By the Gods, I’ll quaff no more.
I’ve been having a small discussion on my last YouTube video about hoarding potions, scrolls, and the other sorts of temporary power-ups you tend to collect in most CRPGs. It seems that I’m not alone in saving all of these for some perceived future battle, in which I’ll need to use them all to overcome a particularly nasty fight. However, what usually happens is I simply never use them, and by the end of the game have a huge, mostly obsolete stack of low-level stat boosting and emergency stuff. For the sake of convenience, I’ll just say “potions” here, though I also mean things like healing scrolls or anything else that either grants a temporary bonus or is considered an “emergency” item, such as a healing or mana recovery potion.
My hoarding habits are especially apparent in games that have tiered items of this type, such as World of Warcraft, in which low level healing potions are effectively worthless as your character advances. When you have a million health points, a potion that heals you for fifty health points is laughable. I’ve seen some games (including WOW) workaround this by making the potions heal you for a percentage of your total health rather than a fixed amount, but I suppose they kept in the old potions as a legacy (I’m guessing they didn’t want to have to redo their alchemy system).
Some game designs all but make it mandatory to use these potions. The battles are simply so tough that there’s no way around quaffing pot after pot in a desperate bid to stay alive (I’m looking at you, Divinity Original Sin!). I never liked this arrangement; I don’t like the idea that the designer is forcing me to use potions. Indeed, my gut instinct tells me that if I’m having to quaff them, I’m not playing the game very well. I feel that potions and other temporary aids are put there to help lesser players get through the battles. A seasoned veteran such as myself shouldn’t have to use them at all.

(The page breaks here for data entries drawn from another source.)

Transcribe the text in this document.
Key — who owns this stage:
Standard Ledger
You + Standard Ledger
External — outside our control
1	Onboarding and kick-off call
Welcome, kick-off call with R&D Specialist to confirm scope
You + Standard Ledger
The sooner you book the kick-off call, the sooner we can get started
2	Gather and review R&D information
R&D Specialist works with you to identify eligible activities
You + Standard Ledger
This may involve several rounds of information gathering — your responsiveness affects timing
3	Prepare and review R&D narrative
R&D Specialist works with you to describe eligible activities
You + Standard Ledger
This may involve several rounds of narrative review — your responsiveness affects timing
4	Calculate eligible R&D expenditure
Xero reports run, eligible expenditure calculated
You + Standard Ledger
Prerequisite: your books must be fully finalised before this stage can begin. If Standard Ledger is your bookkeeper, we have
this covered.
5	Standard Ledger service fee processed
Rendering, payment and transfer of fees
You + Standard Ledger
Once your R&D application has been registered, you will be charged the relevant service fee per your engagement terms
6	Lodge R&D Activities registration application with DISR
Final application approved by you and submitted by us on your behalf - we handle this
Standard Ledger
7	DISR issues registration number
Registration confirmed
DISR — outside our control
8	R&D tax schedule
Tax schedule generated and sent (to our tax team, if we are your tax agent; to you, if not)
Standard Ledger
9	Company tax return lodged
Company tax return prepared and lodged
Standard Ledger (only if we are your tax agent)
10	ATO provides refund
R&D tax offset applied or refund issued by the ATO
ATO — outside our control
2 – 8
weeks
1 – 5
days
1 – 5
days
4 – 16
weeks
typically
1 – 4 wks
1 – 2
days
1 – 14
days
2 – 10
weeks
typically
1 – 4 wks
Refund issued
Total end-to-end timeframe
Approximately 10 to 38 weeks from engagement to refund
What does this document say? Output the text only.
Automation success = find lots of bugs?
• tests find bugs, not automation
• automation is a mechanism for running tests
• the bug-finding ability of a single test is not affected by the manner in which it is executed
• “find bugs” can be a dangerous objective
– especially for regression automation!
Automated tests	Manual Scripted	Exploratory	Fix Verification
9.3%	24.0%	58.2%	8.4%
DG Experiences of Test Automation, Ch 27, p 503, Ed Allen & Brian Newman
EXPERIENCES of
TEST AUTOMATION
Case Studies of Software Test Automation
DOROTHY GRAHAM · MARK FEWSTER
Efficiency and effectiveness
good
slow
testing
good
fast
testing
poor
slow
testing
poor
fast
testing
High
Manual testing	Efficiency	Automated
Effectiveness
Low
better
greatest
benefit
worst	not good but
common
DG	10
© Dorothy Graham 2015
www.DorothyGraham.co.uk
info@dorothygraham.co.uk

In short, I don’t like healing potions or any “consumable” item in a CRPG. At best, they’re a mild irritant. At worst, they’re a temptation to hoarding, filling my bags and taxing my patience as I constantly attempt to manage my inventory. It’d be like a guy trying to lug around six cases of fine ale, but never drinking one because–hell, there just might be an epic party in the next days and if you drink a single bottle now, there won’t be enough left to party hardy.
I liked the way some games get around this temporary nonsense by simply allowing you to block off some of your mana pool for a constant effect. I’ve seen these called “sustained spells.” Want earth resistance? Well, toggle a spell, and it’s on until you shut it off. The trade off, of course, is fewer spell points for other purposes. Fair enough.
Cooking is another easy fix. Cooking skills are fun to put in, and it’s always fun to find recipes and such. But it’s also easy to just leave the details to the imagination. Just have the character with the cooking abilities provide a constant bonus to him or herself and the rest of the party–say, faster recovery, or bonuses against certain kinds of spells. If you find a recipe for cupcakes that grant moral bonuses, for example, just assume that character will bake and serve them without having to be told to do it. Throw in some dialog occasionally to remind us that it’s active–“Ah! Here’s some flour and sugar…I’ll stock up so I can make some more cupcakes!” (no need to represent this in the inventory, mind you). Or, from the other characters: “Oh, delicious cupcakes!” or, “Oh, man, rat stew again! Why don’t you learn some more recipes, you damn wannabe cook!” Everything doesn’t have to be clickity clickity click. Leave the boring stuff to the imagination already. Assume that the characters will carry and conserve small amounts of gold for minor purchases; the player shouldn’t have to bother with it.
As far as healing potions go, I’d get rid of them altogether. It’s a simple enough matter to scale the difficulty in such a way to make them a moot point, and it’s never fun to have to waste a combat round chugging a damn healing potion.